Lin Carter did more than tread in Howard's footsteps, however. He wrote his own stories, served as a literary critic, and edited anthologies. One of those, Flashing Swords! #4: Barbarians and Black Magicians, contains a story by author Michael Moorcock. But his introduction to the volume is all about Howard. He describes the theme of the series, Sword & Sorcery, as "the modern reincarnation of the oldest form of narrative known to world literature: the heroic fantasy." He traces its lineage from Beowulf, through medieval sagas and epics, and to legends such as St. George and the Dragon, "until a smart aleck called Cervantes lampooned it in a novel called Don Quixote, and made this sort of stuff the laughingstock of Europe."
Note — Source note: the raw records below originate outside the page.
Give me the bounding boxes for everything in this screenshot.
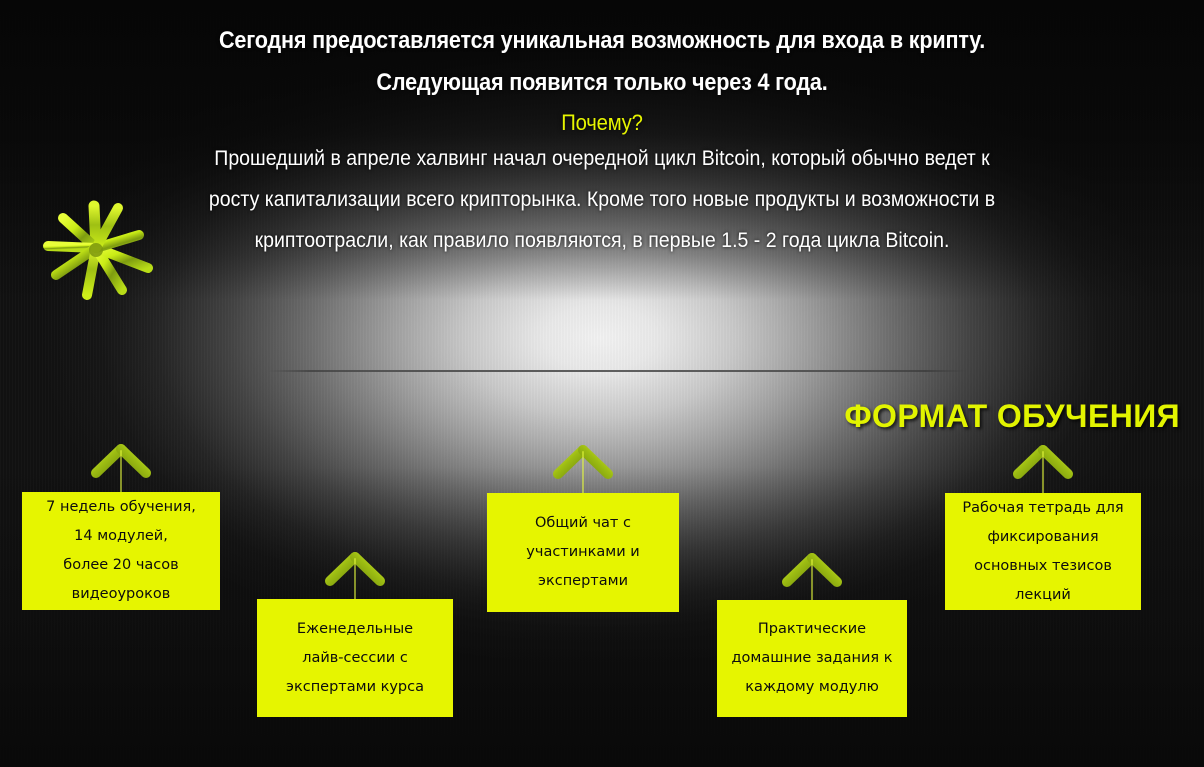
horizontal-divider <box>268 370 968 372</box>
presentation-slide: Сегодня предоставляется уникальная возмо… <box>0 0 1204 767</box>
body-line-2: росту капитализации всего крипторынка. К… <box>135 179 1069 220</box>
body-paragraph: Прошедший в апреле халвинг начал очередн… <box>100 138 1104 261</box>
feature-text-workbook: Рабочая тетрадь для фиксирования основны… <box>962 494 1123 610</box>
headline-line-2: Следующая появится только через 4 года. <box>60 62 1144 104</box>
feature-box-live-sessions[interactable]: Еженедельные лайв-сессии с экспертами ку… <box>257 599 453 717</box>
feature-text-live-sessions: Еженедельные лайв-сессии с экспертами ку… <box>286 615 424 702</box>
feature-text-duration: 7 недель обучения, 14 модулей, более 20 … <box>46 493 196 609</box>
feature-box-duration[interactable]: 7 недель обучения, 14 модулей, более 20 … <box>22 492 220 610</box>
headline-question: Почему? <box>48 104 1156 142</box>
body-line-1: Прошедший в апреле халвинг начал очередн… <box>135 138 1069 179</box>
feature-box-group-chat[interactable]: Общий чат с участинками и экспертами <box>487 493 679 612</box>
section-title: ФОРМАТ ОБУЧЕНИЯ <box>844 398 1180 435</box>
feature-text-group-chat: Общий чат с участинками и экспертами <box>526 509 639 596</box>
headline-block: Сегодня предоставляется уникальная возмо… <box>0 20 1204 142</box>
starburst-asterisk-icon <box>30 188 162 304</box>
feature-text-homework: Практические домашние задания к каждому … <box>732 615 893 702</box>
feature-box-workbook[interactable]: Рабочая тетрадь для фиксирования основны… <box>945 493 1141 610</box>
headline-line-1: Сегодня предоставляется уникальная возмо… <box>60 20 1144 62</box>
body-line-3: криптоотрасли, как правило появляются, в… <box>135 220 1069 261</box>
feature-box-homework[interactable]: Практические домашние задания к каждому … <box>717 600 907 717</box>
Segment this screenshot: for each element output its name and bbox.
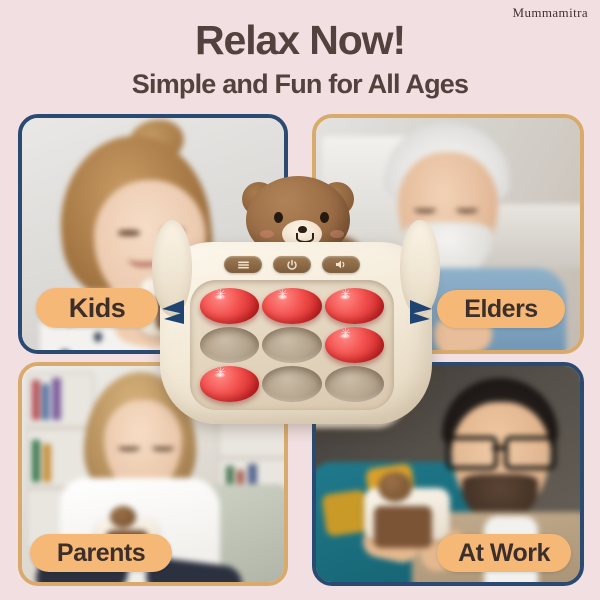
brand-logo: Mummamitra	[513, 5, 589, 21]
menu-lines-icon	[236, 260, 251, 270]
bear-eye-left-icon	[274, 212, 283, 223]
badge-parents[interactable]: Parents	[30, 534, 172, 572]
bubble-grid[interactable]	[200, 288, 384, 402]
bubble-r1c2[interactable]	[262, 288, 321, 324]
bear-eye-right-icon	[320, 212, 329, 223]
volume-button[interactable]	[322, 256, 360, 273]
control-button-row	[224, 256, 360, 273]
power-icon	[286, 259, 298, 271]
bubble-r2c2[interactable]	[262, 327, 321, 363]
page-subtitle: Simple and Fun for All Ages	[0, 70, 600, 100]
bear-nose-icon	[298, 226, 307, 233]
bear-cheek-left-icon	[260, 230, 274, 238]
bubble-r3c3[interactable]	[325, 366, 384, 402]
chevron-left-accent-icon	[158, 298, 188, 326]
page-title: Relax Now!	[0, 20, 600, 61]
bubble-r1c1[interactable]	[200, 288, 259, 324]
bubble-r3c1[interactable]	[200, 366, 259, 402]
power-button[interactable]	[273, 256, 311, 273]
bubble-r2c3[interactable]	[325, 327, 384, 363]
badge-elders[interactable]: Elders	[437, 290, 565, 328]
product-device[interactable]	[150, 176, 442, 428]
bubble-r1c3[interactable]	[325, 288, 384, 324]
bubble-r2c1[interactable]	[200, 327, 259, 363]
chevron-right-accent-icon	[406, 298, 436, 326]
bear-cheek-right-icon	[330, 230, 344, 238]
speaker-icon	[334, 259, 348, 270]
menu-button[interactable]	[224, 256, 262, 273]
badge-at-work[interactable]: At Work	[437, 534, 571, 572]
bubble-r3c2[interactable]	[262, 366, 321, 402]
promo-banner: Mummamitra Relax Now! Simple and Fun for…	[0, 0, 600, 600]
badge-kids[interactable]: Kids	[36, 288, 158, 328]
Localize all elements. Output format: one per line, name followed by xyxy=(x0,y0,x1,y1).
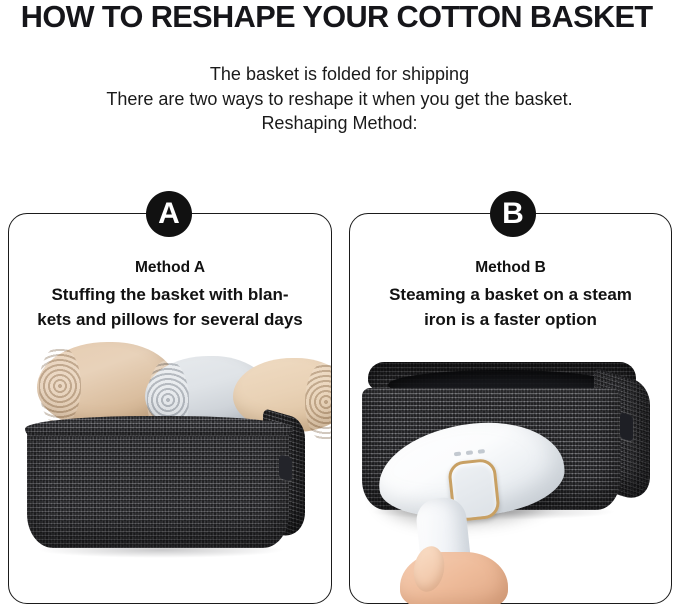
method-a-badge: A xyxy=(146,191,192,237)
infographic-page: HOW TO RESHAPE YOUR COTTON BASKET The ba… xyxy=(0,0,679,611)
method-b-description-line-2: iron is a faster option xyxy=(350,307,671,332)
steamer-indicator-dot xyxy=(478,449,485,454)
method-a-description-line-1: Stuffing the basket with blan- xyxy=(9,282,331,307)
method-b-illustration xyxy=(350,332,671,604)
handheld-steam-iron xyxy=(378,424,568,604)
method-b-description-line-1: Steaming a basket on a steam xyxy=(350,282,671,307)
subtitle-line-3: Reshaping Method: xyxy=(0,111,679,136)
method-a-description-line-2: kets and pillows for several days xyxy=(9,307,331,332)
basket-handle-icon xyxy=(620,412,633,441)
method-b-description: Steaming a basket on a steam iron is a f… xyxy=(350,282,671,332)
method-b-panel: Method B Steaming a basket on a steam ir… xyxy=(349,213,672,604)
page-title: HOW TO RESHAPE YOUR COTTON BASKET xyxy=(6,0,667,35)
method-a-illustration xyxy=(9,332,331,604)
steamer-indicator-dot xyxy=(454,452,461,457)
subtitle-line-2: There are two ways to reshape it when yo… xyxy=(0,87,679,112)
subtitle-line-1: The basket is folded for shipping xyxy=(0,62,679,87)
subtitle-block: The basket is folded for shipping There … xyxy=(0,62,679,136)
method-a-description: Stuffing the basket with blan- kets and … xyxy=(9,282,331,332)
method-b-badge: B xyxy=(490,191,536,237)
method-b-label: Method B xyxy=(350,258,671,277)
blanket-roll-spiral xyxy=(305,362,331,442)
method-a-panel: Method A Stuffing the basket with blan- … xyxy=(8,213,332,604)
basket-front-panel xyxy=(27,424,289,548)
basket-handle-icon xyxy=(279,454,292,481)
basket-drop-shadow xyxy=(37,542,285,558)
method-a-label: Method A xyxy=(9,258,331,277)
steamer-indicator-dot xyxy=(466,450,473,455)
basket-rim xyxy=(25,416,293,436)
cotton-basket-filled xyxy=(27,410,305,560)
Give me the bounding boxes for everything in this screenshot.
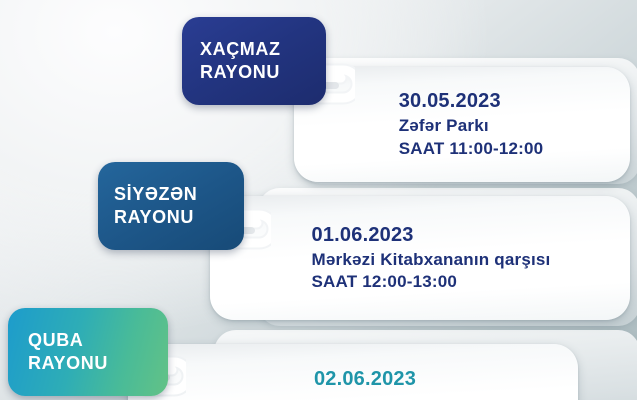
district-tag-xacmaz[interactable]: XAÇMAZ RAYONU [182,17,326,105]
district-tag-line1-quba: QUBA [28,329,168,352]
event-venue-xacmaz: Zəfər Parkı [399,115,544,138]
event-date-xacmaz: 30.05.2023 [399,88,544,115]
event-card-text-xacmaz: 30.05.2023 Zəfər Parkı SAAT 11:00-12:00 [399,88,544,160]
district-tag-line2-quba: RAYONU [28,352,168,375]
district-tag-line2-siyezen: RAYONU [114,206,244,229]
event-venue-siyezen: Mərkəzi Kitabxananın qarşısı [312,249,551,272]
district-tag-quba[interactable]: QUBA RAYONU [8,308,168,396]
event-time-xacmaz: SAAT 11:00-12:00 [399,138,544,161]
event-date-siyezen: 01.06.2023 [312,222,551,249]
poster-canvas: 30.05.2023 Zəfər Parkı SAAT 11:00-12:00 … [0,0,637,400]
district-tag-siyezen[interactable]: SİYƏZƏN RAYONU [98,162,244,250]
district-tag-text-quba: QUBA RAYONU [28,329,168,376]
event-card-xacmaz[interactable]: 30.05.2023 Zəfər Parkı SAAT 11:00-12:00 [294,67,630,182]
district-tag-text-xacmaz: XAÇMAZ RAYONU [200,38,326,85]
event-time-siyezen: SAAT 12:00-13:00 [312,271,551,294]
event-card-siyezen[interactable]: 01.06.2023 Mərkəzi Kitabxananın qarşısı … [210,196,630,320]
district-tag-line1-xacmaz: XAÇMAZ [200,38,326,61]
district-tag-line1-siyezen: SİYƏZƏN [114,183,244,206]
district-tag-text-siyezen: SİYƏZƏN RAYONU [114,183,244,230]
event-date-quba: 02.06.2023 [314,366,416,393]
event-card-quba[interactable]: 02.06.2023 [128,344,578,400]
district-tag-line2-xacmaz: RAYONU [200,61,326,84]
event-card-text-siyezen: 01.06.2023 Mərkəzi Kitabxananın qarşısı … [312,222,551,294]
event-card-text-quba: 02.06.2023 [314,366,416,393]
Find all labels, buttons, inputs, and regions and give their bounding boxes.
So, if Miguel de Cervantes' epic story Don Quixote killed Sword and Sorcery, who revived it? That would, of course, be "a burly, brooding, furiously energetic Texas writer named Robert E Howard." He describes Howard's stories as "crisp, vivid, told with verve and gusto, drenched in color and mood, and narrated with enormous drive and urgency." Such a description makes clear that reviving the popularity of Robert E. Howard's stories was more than just a step along the path to publishing his own stories. Perhaps that's why much of his own creations, including those featuring a hero named Thongor, have been often compared to Conan and Kull. In fact, the reason I've been thinking of him, and put him on my author birthday list, is all due to my renewed interest in Robert E. Howard. Comic book readers in the 1970s and '80s may have felt similarly. A few months back, I read one letter in the back of an old Conan The Barbarian comic, in which he asked how Thongor fit into the chronology of Marvel's other Sword & Sorcery series on Conan and Kull.
|An illustration accompanies Carter's introduction to|
Flashing Swords! #4: Barbarians and Black Magicians.
Sometimes, you realize later on how much someone contributed to your life. They stayed in the background, seemingly just a member of the crowd, their efforts largely unrecognized during their lifetimes. With the recent literary efforts to strip away the extraneous Howard material, and publish the Robert E Howard stories as they first appeared in magazines, or even as unfinished story fragments, perhaps it's time to acknowledge the people who transformed a largely forgotten author into a literary giant, and made his characters (particularly Conan) into household names. I'd like to read more of Lin Carter's stories, and I don't just mean read his Howard pastiches, but those belonging to his own imagined worlds. Somehow, I think I owe it to this other largely forgotten author who has given us so much. How about you?